Way to go Heather!! You make them listen and respond to your every request tomorrow morning. Don't take any c*ap from them.

Looking forward to your update on how this went.


----------



## Reverie (Aug 9, 2004)

Heather,

Be sure to get a baby sitter to take care of the little ones while you are doing your PDI. Do not let anything detract from the time you need. Ask them to explain EVERYTHING!

DO NOT TAKE THE UNIT UNLESS YOU HAVE EVERYTHING FIXED AND READY TO GO!

Once you get the unit off the lot it becomes very hard to get the little things taken care of. Do not let them rush you at all. A good dealership will not risk ticking you off with a slipshod PDI because camping people talk... a whole bunch.

Tell them you are familiar with this site. If they say they don't know about it or that we don't know what we are talking about, walk (or better yet) run away.

Thank you so much for your husband and your families sacrafices.
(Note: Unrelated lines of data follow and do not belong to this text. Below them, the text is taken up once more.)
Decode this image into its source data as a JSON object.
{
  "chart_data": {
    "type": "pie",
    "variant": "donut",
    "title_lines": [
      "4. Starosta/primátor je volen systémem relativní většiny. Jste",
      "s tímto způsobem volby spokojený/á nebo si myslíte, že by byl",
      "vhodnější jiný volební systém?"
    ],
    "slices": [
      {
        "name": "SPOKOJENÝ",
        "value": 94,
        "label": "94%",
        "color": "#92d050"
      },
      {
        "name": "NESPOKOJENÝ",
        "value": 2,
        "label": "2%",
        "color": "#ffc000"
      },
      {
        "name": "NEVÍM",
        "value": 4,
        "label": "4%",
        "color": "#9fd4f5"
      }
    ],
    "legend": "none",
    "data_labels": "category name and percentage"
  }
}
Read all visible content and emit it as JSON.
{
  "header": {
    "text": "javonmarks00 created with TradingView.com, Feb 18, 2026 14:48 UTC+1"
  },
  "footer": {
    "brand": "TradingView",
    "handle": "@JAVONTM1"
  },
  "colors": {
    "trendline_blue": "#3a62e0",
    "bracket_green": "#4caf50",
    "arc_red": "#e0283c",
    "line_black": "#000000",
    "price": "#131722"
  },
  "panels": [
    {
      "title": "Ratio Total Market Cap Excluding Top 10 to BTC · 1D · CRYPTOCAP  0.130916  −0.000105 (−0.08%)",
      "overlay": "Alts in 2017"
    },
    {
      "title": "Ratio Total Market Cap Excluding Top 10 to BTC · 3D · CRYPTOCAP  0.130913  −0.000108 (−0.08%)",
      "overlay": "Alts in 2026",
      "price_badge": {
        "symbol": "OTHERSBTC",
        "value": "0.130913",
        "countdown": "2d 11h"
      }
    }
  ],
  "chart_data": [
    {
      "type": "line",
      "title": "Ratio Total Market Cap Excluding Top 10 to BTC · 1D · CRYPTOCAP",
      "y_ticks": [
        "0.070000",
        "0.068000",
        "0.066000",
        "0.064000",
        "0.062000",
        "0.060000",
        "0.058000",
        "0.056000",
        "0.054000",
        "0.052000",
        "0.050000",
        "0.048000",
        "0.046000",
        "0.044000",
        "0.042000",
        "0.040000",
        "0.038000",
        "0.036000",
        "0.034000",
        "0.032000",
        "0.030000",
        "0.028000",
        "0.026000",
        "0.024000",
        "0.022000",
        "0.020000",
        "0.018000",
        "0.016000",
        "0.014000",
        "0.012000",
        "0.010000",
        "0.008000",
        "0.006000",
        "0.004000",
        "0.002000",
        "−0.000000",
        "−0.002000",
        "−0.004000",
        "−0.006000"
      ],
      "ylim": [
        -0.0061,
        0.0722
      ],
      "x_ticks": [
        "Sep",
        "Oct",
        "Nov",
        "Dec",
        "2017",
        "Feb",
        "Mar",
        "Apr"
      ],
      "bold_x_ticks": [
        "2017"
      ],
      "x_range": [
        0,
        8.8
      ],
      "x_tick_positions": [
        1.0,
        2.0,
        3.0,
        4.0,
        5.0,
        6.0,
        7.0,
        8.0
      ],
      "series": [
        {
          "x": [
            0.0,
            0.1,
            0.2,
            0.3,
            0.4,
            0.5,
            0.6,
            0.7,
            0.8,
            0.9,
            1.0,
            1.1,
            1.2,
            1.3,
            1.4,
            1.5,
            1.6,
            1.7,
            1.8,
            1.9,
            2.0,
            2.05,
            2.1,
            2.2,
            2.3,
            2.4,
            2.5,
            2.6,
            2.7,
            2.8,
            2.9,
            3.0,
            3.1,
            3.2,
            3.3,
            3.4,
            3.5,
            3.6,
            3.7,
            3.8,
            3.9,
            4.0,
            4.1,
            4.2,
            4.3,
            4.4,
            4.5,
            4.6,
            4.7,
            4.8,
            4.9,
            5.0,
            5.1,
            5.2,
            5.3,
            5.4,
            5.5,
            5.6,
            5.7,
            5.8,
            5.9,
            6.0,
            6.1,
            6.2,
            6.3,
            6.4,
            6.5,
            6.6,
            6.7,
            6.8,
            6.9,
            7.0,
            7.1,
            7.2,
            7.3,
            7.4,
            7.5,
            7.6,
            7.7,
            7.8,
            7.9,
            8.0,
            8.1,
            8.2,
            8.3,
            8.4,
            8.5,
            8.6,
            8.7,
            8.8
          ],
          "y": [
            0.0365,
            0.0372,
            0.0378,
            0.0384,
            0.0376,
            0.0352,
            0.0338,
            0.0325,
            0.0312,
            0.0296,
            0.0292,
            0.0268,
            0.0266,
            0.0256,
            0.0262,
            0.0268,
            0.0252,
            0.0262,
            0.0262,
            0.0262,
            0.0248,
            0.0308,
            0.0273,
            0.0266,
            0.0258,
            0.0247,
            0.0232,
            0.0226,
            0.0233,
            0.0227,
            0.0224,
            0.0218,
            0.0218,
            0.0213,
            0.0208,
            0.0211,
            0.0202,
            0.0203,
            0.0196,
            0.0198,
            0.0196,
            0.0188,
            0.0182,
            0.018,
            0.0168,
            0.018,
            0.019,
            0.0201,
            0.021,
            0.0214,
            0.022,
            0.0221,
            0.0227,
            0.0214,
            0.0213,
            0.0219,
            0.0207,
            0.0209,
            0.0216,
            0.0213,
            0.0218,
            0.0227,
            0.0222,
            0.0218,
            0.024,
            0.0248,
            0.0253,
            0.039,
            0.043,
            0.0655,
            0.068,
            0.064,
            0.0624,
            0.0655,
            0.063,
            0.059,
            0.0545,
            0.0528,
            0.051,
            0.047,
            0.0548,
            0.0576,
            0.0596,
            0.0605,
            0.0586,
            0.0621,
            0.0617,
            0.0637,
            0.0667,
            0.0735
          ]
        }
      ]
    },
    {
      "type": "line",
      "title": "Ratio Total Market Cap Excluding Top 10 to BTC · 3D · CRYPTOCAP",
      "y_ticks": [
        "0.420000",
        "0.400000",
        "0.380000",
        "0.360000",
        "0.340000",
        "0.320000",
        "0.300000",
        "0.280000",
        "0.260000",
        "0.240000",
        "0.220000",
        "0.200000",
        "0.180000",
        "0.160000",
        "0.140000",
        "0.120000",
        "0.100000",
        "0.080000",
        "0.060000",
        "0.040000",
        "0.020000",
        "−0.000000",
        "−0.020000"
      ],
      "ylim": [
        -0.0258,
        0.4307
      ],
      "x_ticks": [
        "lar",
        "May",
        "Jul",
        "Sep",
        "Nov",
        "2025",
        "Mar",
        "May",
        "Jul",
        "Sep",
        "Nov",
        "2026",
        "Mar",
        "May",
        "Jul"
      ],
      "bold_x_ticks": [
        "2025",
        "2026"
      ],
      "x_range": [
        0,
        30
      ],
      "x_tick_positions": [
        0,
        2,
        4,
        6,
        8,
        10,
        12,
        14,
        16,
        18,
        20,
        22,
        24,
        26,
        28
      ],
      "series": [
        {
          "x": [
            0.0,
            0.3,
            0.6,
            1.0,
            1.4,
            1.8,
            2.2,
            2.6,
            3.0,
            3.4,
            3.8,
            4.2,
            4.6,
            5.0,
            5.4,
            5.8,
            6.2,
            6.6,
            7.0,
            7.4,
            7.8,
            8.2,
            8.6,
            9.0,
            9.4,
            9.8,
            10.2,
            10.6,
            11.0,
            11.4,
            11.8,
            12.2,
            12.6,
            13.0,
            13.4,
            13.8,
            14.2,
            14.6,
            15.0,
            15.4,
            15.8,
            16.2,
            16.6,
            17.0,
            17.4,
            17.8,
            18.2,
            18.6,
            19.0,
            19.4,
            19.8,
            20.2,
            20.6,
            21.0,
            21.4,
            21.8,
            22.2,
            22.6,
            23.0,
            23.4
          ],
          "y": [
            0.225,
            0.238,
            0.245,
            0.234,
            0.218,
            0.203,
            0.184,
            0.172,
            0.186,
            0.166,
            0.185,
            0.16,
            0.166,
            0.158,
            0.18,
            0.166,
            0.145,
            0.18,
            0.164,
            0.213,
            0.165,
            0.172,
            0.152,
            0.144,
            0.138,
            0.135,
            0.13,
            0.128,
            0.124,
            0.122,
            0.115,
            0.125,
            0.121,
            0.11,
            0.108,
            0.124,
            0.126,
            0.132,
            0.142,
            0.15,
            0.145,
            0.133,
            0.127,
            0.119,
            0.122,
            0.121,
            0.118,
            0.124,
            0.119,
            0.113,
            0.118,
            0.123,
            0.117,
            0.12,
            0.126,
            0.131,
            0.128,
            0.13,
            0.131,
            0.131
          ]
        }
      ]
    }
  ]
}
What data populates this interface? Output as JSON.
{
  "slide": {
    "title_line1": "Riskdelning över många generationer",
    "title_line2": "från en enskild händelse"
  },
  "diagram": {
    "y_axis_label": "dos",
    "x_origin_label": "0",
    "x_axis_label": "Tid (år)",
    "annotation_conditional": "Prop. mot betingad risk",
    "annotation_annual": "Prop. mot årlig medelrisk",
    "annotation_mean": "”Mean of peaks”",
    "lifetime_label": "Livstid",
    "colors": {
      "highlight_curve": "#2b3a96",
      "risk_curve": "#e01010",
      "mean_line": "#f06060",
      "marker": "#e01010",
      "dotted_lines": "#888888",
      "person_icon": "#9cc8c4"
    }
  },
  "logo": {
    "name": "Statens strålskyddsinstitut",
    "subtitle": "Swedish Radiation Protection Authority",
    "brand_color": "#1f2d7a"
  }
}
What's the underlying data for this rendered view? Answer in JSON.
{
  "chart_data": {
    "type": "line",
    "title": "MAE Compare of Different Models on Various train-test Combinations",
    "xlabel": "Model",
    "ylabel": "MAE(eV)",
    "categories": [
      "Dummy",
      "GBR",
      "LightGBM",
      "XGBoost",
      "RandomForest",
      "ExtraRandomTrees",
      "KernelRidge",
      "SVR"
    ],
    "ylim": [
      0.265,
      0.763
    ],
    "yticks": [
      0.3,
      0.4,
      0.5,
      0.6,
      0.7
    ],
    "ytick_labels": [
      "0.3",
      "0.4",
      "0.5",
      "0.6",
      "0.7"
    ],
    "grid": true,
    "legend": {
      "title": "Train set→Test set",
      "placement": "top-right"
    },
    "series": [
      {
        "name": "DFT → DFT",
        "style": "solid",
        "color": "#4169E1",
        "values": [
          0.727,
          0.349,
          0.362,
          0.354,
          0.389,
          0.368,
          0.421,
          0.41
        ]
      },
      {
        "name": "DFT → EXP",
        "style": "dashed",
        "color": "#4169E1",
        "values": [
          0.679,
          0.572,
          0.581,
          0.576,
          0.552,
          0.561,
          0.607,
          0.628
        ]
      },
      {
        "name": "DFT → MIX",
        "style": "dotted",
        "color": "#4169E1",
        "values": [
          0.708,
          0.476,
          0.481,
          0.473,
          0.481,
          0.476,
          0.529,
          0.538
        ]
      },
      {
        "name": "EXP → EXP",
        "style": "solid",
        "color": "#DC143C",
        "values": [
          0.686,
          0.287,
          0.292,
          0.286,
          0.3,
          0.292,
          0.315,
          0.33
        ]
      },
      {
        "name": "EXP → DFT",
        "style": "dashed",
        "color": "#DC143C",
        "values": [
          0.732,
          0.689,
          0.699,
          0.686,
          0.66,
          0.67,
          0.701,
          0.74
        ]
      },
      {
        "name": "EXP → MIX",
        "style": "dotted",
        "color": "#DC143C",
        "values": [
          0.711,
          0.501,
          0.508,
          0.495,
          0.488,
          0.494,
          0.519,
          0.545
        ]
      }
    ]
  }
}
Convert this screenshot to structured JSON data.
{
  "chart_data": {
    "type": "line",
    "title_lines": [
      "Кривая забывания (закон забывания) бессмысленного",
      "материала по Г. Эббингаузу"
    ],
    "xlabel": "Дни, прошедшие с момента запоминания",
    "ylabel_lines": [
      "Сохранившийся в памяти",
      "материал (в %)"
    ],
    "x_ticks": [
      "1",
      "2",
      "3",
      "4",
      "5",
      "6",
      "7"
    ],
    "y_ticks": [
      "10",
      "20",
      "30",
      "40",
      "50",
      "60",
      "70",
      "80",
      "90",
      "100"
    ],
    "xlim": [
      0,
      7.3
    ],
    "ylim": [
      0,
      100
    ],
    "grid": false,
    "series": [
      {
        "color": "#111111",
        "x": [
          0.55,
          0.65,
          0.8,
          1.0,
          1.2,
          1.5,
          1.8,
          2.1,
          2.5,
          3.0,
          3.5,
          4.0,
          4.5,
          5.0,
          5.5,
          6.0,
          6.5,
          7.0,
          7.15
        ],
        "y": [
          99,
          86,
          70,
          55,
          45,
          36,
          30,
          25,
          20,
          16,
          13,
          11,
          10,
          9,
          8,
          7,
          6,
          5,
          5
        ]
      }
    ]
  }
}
Thank God there are people willing to "stand in the gap" for our country and who understand that to make the world a better place it requires sacrafice.

Reverie


----------



## countrygirl (Apr 9, 2006)

So what happened??? Did they deliver as promised and repromised?


----------



## Grunt0311 (Aug 23, 2005)

For those wanting to see the conclusion, go to the post "Heather.....Well?"

Bill


----------



## Heather (Jun 2, 2006)

Thanks, Bill!

Sorry about that guys...


----------



## PDX_Doug (Nov 16, 2004)

There is nothing for you to be sorry about, Heather!

Hang in and keep smiling! sunny

Happy Trails,
Doug


----------